It was quite the opening statement. Dele Alli, 24 minutes into his first start in a Tottenham Hotspur shirt, suckered in Luka Modric of Real Madrid, nutmegged him and accelerated away. The 70,000 sell-out crowd at Bayern Munich’s Allianz Arena roared at the 19-year-old’s sheer impudence.
"We had a laugh about it in the tunnel afterwards; he was very good about it,” Alli said. "He shook my hand and said to me: ‘You little bugger’ – or something like that. I didn’t shout ‘nuts’ when I did it. I used to do that when I was young and get told off for it."
As Alli spoke at the Allianz after Tuesday’s 2-0 Audi Cup victory, some of Real’s galácticos filed past. This time last year the midfielder was preparing for MK Dons’ League One season opener against Gillingham. His previous competitive game was for MK against Yeovil in May. Alli says “unreal” and “surreal” on a number of occasions and it is little wonder.
This is a young player of conviction. If the nutmeg on one of Europe’s top midfielders was an instinctive move, his overall performance was characterised by a desire to seize the moment. Alli was direct and he ran hard from box-to-box, showing the stamina that has had members of staff rating him as the fittest player at White Hart Lane.
Alli signed for Tottenham in a £5m deal last February but was loaned back to MK to help them with their promotion push, which was ultimately successful. But he is with Tottenham now and he has no intention of going on another loan. Moreover he has played himself into contention for Saturday’s Premier League opener at Manchester United.
His competition for a spot in central midfield comes from Nabil Bentaleb, Ryan Mason and even Eric Dier, who has been used by the manager, Mauricio Pochettino, as a defensive midfielder in pre-season, rather than his more recognised position of centre-half. Dier has been solid, if a little stodgy on the ball, and Mason returned from a knee injury only as a second-half substitute against Milan on Wednesday.
"Hopefully, I can get into the team for the Manchester United game, which feels a bit unreal to say," Alli said. "I know it is a cliche but I am just going to focus on each game and try to do as well as I can. Hopefully I won’t go on loan’ I don’t want to do that.

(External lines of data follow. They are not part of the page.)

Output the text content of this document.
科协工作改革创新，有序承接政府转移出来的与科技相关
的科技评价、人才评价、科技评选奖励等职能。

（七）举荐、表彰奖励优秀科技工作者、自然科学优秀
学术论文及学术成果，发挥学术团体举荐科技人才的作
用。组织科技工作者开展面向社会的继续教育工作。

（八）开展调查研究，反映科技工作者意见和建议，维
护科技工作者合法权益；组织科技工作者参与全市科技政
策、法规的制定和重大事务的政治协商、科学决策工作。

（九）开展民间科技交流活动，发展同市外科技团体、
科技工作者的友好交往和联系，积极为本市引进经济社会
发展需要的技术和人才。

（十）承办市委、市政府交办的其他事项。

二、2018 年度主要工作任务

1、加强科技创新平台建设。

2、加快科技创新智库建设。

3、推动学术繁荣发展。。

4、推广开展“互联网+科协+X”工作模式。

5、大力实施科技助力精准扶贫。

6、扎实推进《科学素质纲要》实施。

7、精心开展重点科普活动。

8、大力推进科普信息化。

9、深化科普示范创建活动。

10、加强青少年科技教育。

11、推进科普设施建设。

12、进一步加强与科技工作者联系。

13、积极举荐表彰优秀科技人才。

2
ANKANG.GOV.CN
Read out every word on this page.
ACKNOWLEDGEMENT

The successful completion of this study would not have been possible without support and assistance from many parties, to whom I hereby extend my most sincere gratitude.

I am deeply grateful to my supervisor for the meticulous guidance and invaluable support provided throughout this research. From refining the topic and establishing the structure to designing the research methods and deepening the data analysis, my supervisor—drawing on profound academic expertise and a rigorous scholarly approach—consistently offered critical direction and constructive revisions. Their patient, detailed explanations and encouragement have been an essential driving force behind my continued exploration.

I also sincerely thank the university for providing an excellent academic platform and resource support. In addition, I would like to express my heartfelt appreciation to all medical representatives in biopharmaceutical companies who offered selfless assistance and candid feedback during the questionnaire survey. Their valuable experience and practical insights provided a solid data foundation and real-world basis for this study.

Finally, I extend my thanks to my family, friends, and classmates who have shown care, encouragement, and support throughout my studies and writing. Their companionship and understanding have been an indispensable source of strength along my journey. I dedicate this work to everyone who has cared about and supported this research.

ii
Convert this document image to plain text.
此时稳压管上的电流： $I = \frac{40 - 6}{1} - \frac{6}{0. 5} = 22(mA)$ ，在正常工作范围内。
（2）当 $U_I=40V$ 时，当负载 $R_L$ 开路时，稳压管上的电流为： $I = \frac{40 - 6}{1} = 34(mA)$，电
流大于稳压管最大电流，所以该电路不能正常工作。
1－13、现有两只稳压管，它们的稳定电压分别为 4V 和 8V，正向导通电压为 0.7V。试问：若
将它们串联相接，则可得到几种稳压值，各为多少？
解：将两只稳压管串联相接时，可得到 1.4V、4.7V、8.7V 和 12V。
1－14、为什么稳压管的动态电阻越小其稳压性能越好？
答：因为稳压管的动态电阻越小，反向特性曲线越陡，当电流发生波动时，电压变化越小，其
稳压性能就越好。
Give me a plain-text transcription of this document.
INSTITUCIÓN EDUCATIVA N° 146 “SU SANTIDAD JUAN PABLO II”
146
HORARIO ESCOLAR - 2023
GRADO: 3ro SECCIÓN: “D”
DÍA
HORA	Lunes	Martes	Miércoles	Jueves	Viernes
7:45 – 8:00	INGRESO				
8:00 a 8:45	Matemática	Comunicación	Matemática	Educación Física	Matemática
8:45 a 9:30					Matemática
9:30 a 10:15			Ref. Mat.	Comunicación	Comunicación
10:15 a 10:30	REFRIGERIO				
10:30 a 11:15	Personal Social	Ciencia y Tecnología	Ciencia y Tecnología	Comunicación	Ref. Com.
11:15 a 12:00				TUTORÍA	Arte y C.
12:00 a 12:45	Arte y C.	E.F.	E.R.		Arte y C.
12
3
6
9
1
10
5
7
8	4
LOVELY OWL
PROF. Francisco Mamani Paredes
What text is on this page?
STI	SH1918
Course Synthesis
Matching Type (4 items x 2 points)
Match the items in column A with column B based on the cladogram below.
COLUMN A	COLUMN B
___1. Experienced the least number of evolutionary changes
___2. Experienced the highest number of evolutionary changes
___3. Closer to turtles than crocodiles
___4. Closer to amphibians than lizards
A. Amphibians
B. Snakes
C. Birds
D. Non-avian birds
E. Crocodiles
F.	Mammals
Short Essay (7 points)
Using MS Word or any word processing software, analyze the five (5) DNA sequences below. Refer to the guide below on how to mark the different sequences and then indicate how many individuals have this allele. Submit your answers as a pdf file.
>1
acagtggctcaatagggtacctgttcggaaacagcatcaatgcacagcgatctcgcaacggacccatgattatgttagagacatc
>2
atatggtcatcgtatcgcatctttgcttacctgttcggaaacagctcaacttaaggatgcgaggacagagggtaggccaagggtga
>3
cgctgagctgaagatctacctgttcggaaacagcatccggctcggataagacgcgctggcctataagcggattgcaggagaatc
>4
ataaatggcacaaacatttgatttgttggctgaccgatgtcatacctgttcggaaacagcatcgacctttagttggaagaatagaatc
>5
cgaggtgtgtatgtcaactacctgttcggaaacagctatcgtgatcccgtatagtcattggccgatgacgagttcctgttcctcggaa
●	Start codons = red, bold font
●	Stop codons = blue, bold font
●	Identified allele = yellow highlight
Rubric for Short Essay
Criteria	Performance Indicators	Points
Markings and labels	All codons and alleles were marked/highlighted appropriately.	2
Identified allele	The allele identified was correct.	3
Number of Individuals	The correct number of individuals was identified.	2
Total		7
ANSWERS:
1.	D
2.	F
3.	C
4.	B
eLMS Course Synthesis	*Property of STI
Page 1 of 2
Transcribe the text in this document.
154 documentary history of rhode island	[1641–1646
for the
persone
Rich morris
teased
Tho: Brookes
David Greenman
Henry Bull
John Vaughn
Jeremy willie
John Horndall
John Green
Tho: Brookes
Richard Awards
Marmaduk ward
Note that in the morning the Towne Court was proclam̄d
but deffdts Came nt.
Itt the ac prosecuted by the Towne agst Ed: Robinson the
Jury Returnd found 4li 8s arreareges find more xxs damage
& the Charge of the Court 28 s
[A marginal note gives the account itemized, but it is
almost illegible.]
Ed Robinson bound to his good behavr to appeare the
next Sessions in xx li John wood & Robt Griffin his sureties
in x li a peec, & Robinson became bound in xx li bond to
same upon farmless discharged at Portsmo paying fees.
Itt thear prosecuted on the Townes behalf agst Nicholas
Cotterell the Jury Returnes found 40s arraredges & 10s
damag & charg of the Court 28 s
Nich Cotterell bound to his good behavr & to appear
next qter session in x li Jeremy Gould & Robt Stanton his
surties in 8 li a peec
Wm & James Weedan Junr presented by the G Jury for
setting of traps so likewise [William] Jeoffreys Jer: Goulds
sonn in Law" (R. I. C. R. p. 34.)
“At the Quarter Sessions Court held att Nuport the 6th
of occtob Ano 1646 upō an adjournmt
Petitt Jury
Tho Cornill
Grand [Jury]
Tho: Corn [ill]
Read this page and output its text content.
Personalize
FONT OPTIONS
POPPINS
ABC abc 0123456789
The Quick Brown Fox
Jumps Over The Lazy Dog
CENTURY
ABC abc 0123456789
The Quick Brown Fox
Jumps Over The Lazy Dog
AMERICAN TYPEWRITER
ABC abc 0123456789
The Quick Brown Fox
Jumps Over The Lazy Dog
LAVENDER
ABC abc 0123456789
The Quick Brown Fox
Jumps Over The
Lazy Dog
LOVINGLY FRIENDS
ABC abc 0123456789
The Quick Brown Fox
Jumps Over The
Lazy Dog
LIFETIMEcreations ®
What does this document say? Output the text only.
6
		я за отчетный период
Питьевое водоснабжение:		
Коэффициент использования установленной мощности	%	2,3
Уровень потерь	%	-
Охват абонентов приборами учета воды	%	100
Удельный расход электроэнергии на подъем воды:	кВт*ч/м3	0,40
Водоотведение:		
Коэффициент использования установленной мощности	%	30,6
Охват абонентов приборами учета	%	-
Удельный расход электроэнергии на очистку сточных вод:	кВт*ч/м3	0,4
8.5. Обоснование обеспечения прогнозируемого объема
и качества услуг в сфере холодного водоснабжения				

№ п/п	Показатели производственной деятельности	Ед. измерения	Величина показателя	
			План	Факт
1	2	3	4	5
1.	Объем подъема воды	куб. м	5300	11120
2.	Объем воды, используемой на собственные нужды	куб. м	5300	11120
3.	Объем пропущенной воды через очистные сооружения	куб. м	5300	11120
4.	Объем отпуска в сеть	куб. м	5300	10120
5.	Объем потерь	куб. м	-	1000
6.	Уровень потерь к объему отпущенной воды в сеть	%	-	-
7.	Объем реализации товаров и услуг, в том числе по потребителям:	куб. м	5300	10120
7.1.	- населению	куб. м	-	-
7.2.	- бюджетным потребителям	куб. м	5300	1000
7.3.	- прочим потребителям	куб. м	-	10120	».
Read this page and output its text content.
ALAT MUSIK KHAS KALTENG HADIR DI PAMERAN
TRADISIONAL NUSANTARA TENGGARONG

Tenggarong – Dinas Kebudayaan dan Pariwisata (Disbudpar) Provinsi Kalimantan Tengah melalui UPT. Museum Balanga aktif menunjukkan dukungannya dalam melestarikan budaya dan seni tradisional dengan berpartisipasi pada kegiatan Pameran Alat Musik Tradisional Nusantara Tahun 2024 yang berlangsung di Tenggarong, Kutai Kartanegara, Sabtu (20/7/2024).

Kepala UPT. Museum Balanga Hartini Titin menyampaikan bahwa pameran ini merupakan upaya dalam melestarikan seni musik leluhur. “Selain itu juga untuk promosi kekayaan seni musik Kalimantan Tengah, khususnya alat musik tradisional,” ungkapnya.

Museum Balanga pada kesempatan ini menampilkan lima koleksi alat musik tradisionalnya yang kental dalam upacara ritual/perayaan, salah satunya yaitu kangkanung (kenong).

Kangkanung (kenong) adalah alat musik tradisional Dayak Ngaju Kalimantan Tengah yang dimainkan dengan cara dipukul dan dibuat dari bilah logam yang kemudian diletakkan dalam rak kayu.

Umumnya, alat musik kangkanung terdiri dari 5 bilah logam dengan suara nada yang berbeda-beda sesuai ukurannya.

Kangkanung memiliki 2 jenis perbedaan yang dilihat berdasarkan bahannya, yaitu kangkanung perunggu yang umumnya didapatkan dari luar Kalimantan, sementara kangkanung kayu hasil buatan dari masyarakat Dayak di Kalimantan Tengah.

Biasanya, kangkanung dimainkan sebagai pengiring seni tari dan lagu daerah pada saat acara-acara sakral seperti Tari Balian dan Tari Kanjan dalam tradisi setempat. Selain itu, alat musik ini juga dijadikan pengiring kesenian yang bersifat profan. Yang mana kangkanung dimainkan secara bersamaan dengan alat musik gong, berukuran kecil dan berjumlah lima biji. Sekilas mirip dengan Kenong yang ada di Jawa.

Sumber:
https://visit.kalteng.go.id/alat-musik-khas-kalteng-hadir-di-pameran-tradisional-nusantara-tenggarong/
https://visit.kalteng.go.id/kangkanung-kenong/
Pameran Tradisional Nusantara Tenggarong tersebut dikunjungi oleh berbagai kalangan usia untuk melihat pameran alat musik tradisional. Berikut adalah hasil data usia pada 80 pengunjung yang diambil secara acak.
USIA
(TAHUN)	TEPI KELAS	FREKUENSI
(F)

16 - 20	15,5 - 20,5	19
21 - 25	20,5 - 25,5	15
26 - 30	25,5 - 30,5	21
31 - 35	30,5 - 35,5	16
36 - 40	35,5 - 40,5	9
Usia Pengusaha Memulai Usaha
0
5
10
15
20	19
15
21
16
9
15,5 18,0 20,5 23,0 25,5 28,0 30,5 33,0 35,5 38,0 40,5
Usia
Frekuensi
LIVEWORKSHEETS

I would like to play as much as I can and help the team as much as I can."
Alli has previous against United. He was a part of the MK team that beat them 4-0 in last season’s Capital One Cup, although he is expecting a rather tougher game on Saturday. Louis van Gaal picked an experimental United side that night and he has moved on plenty of the players involved. Alli was excellent and it was perhaps the moment when Tottenham, and others, became convinced of his talent.
"You could say it helped me get noticed," Alli said. “We had a good year as a team and that was one of the stand-out matches. It was a great platform for the club and me, and a few of the other players.
"It was a bit surreal against United. It was a game we didn’t really expect to win, let alone win by that much. We showed the world what we could do that night but I am expecting a tougher game this time. The whole summer has been about preparing for this game at Old Trafford. It will be a dream come true for me.”
Alli also featured as a 69th-minute substitute for Bentaleb against Milan and he admitted that his experience at the Audi Cup was a pinch-me moment. "After the Madrid game I did think a bit about how far I’d come," Alli said. “But hopefully I am going to play in many big games now so I can’t afford to get carried away with it.
"To be honest, I didn’t look at the team-sheet before kick-off because I didn’t want to get too carried away with who I was playing against. I wanted to concentrate on my own game. That was a conscious decision I made beforehand. I just wanted to focus on me."